1. CPC (cost per click)
The CPC (cost per click) commission model is one of the oldest on the Internet.
When Google decided to launch Google AdWords on October 23, 2000, this commission model became widely used in the world. Together with Google AdWords, Google launched the Google Adsense program, which is nothing more or nothing less than an affiliate program that pays per click on text or image ads.
With CPC, the affiliate receives a fixed or variable amount each time the advertising banner or text link receives a click from a user. This model has the advantage that the affiliate is not dependent on the final result, i.e. the user buying the product, but has the disadvantage of being a difficult model to scale since earning a lot of money would require hundreds of thousands of clicks.

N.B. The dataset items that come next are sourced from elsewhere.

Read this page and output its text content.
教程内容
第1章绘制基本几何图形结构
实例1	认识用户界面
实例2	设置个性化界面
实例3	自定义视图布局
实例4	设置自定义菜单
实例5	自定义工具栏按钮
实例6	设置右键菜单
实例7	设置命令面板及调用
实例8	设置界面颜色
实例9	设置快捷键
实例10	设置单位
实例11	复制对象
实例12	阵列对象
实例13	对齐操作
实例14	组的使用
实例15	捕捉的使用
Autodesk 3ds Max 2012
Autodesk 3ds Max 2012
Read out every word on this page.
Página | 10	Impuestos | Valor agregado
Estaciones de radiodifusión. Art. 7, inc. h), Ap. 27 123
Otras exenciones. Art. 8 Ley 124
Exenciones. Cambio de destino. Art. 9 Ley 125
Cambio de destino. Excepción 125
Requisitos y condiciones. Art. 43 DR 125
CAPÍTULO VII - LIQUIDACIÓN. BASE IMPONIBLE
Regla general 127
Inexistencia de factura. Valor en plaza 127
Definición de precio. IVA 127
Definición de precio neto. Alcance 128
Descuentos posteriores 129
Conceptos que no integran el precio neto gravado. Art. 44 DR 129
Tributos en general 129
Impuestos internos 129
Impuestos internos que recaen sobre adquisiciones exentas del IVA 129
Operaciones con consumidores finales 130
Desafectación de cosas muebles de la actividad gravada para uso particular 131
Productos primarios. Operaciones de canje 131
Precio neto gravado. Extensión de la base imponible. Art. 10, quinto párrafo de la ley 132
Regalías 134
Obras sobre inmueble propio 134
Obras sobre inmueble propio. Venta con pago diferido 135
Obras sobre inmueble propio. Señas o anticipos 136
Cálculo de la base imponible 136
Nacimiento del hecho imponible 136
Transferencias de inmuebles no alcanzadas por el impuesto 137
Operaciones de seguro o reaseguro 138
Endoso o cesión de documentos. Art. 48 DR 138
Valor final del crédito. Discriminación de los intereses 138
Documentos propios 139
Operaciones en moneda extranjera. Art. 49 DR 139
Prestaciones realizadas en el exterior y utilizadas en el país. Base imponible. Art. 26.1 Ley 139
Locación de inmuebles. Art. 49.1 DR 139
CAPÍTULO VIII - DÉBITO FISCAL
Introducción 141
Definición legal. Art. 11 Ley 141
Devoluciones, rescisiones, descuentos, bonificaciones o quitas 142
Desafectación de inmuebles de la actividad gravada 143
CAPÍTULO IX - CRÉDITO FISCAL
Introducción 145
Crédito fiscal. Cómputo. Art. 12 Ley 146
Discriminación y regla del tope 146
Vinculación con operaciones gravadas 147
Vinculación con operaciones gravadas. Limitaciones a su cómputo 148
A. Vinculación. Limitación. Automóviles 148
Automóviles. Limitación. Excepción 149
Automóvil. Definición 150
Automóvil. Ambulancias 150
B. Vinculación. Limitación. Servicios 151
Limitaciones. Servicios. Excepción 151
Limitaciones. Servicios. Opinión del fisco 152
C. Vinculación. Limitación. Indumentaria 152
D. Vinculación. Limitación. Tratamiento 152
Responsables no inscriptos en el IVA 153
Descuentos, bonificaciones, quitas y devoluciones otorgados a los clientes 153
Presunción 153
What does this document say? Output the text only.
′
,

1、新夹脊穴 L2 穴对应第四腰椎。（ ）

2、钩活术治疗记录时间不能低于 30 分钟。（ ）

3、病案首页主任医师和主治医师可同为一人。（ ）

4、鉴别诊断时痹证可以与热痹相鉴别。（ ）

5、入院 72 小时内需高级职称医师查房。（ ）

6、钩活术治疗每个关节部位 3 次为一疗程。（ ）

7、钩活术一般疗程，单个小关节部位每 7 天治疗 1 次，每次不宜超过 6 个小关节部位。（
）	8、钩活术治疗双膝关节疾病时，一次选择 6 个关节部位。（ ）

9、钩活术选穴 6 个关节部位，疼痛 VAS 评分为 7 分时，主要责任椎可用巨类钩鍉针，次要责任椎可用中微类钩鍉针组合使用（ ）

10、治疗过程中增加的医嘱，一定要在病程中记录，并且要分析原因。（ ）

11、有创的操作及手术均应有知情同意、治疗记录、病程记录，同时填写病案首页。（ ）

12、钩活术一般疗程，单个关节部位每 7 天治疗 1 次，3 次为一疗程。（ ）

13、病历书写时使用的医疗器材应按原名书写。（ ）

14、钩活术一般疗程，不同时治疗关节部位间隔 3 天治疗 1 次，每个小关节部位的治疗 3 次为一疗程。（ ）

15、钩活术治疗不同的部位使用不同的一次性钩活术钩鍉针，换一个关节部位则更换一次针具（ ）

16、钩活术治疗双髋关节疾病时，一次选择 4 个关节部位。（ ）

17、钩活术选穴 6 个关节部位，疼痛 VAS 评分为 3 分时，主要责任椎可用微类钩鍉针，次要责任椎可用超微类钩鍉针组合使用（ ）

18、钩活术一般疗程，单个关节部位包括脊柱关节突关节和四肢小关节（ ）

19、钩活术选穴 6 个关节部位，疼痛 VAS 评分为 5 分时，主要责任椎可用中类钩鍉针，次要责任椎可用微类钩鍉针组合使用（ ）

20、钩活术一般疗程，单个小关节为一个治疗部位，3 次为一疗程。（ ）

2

2. CPM (cost per thousand impressions)
The commission per thousand impressions model was widely spread when the internet reached the general public. In this commission model, the affiliate received a fixed amount for every thousand impressions of an advertising banner, regardless of whether the user clicked on the banner or not. Logically, in the 80’s and ‘90s, the number of clicks on advertising banners was very high, with click-through rates reaching 96%, which invariably made most users click on ads.
This model started to be used in practically all major portals and media, which sold their advertising spaces in the CPM model to their advertisers, because they considered that the user who browsed their sites was already being impacted by these ads, simply by viewing them, even if he did not click. Even today, the value of CPM is used in advertising platforms like Facebook and Google AdWords and is an extremely important metric for performance and cost analysis. Moreover, it is impossible to define the click rate (CTR) of an ad without taking into account the number of impressions of it.
3. CPA (cost per action)
The commission-per-action model, much known as the CPA commission model, is one of the most popular and effective commission models in affiliate marketing. In this model, the affiliate only receives their commission when the user clicks on the banner or link and performs a specific action, which may be the completion of a form, the purchase of a product, or any other action.
Generally speaking, the CPA model is associated with the purchase of products, in which the producer shares a fixed commission value for the generation of sales of the product. This model is one of the best paying models, and several affiliate programs are offering very high CPA values, with commissions reaching $800 in CPA.
4. CPS (cost per sale)
The sales commission model is widely used in e-commerces affiliate programs, it means that once the publishers made a sale of the advertiser’s product, they will receive a commission based on the percentage of the sales or a fixed amount already determined before.
For those who work with affiliate marketing, this commission model is very interesting, because you receive a commission on all purchases that the user makes during your session after clicking on your advertising banner or your affiliate link.
5. CPL (Cost per lead)
The CPL model is extremely used in B2B businesses, where the objective is to capture contacts from potential new customers. In this commission model, as a rule, the affiliate receives a fixed amount for each lead generated. This model is also widely used in mobile applications, which pays a fixed commission to each lead generated in its application.
Other examples for a commission model by leads would be recruiting companies that are looking for professionals to fill a certain job vacancy, companies that are looking for more budget requests, companies that intend to generate more registrations in the Trial version of their software, etc. In all these cases, the affiliate receives a fixed commission for generating this lead, regardless of whether this lead becomes a client or not.
6. CPI (cost per install)
The CPI commission model only appeared when smartphones and mobile applications began to emerge. It is a commission model focused on mobile traffic, in which the affiliate receives a fixed commission for generating installations of a particular application. There are several companies dedicated to this niche market, with dozens of different application offerings and in different areas, which the affiliate can promote in its mobile traffic.
The objective of this type of commission model is to generate the installation of the application on the user’s smartphone, even if the user uses this application or not. The affiliate receives a commission for the installation and not for the use of the application.
7. CPE (Cost Per Engagement)
The Cost Per Engagement commission model, known as well as CPE, is a model based on how the users engage with the application or ads. It is really common for incentive traffic to run campaigns based on engagement, such as “reach level 5” from a game or “sign up for a music subscription”. The fee is based on a how many users will perform a certain action.
8. RevShare (Revenue Sharing)
The Revenue Sharing model, better known as RevShare, is a commission model in which the affiliate receives a percentage commission on the acquisitions made by users. This model is extremely used in sports betting sites, porn sites, relationships, stock investments, forex, etc.
This commission model is extremely interesting because it is recurring, that is, when the affiliate generates a user for a relationship site and that user purchases a subscription. Whenever he renews the subscription, the affiliate receives his commission. When the user cancels the subscription, the affiliate no longer receives their commission.